By Maria Spiliopoulou
ATHENS, (PNA/Xinhua) — Greek students return to school this week after the summer holidays, as teachers from elementary to higher public education go on strikes in protest of the compulsory job transfers and layoffs of thousands educators.
The federation of secondary schoolteachers (OLME) supported by Left opposition parties organized a first rally in front of the parliament building in central Athens on Tuesday evening, shortly after announcing a series of rolling five-day strikes starting from September 16.
Schools start on Wednesday and unionists claim that they would not operate properly due to the scheduled job cuts of some 3,000 teachers and about 2,000 administrative personnel as part of Greece’s bailout commitments under agreements with its international creditors.
Teachers at state elementary and private schools join in the planned walkouts from next week, while staff at several universities nationwide already suspended operations from Monday for a week.
“We will fight to the end.

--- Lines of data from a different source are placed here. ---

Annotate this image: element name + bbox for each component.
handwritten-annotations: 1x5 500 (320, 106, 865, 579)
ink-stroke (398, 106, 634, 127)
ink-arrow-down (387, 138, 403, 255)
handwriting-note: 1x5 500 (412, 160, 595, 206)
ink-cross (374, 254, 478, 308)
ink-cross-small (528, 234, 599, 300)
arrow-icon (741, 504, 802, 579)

It is a matter of survival in a country sinking in record high unemployment and recession,” protesters were saying on Tuesday on Syntagma square, waving banners with slogans such as “we are persons, not numbers.”
After three years of austerity under the plan agreed with European Union and International Monetary Fund lenders to face the Greek debt crisis, Greece posts 28 percent jobless rates and about 4 percent recession now in a sixth year.
However, the Greek government appears upbeat that growth will be restored next year and determined to proceed with the placement of a total of 25,000 civil servants under a so-called mobility scheme by 2014 in the framework of efforts to reduce costs and boost efficiency in civil services.
Under the scheme which has triggered strong reactions, employees will be receiving reduced pay, facing the prospect of firing after a year if no other post to be redeployed will be found.
The dismissal of employees in the context of the restructuring of Greece’s civil sector is unprecedented in a country where jobs in civil services have been guaranteed for life under the Constitution for decades.
Greece’s main unions of public and private sector schedule this autumn’s first general strike in protest of the mobility scheme and other policies on September 18 and 19, as the government expects the return of EU/IMF auditors to Athens to inspect the progress achieved in the fulfillment of bailout obligations in return for further rescue loans.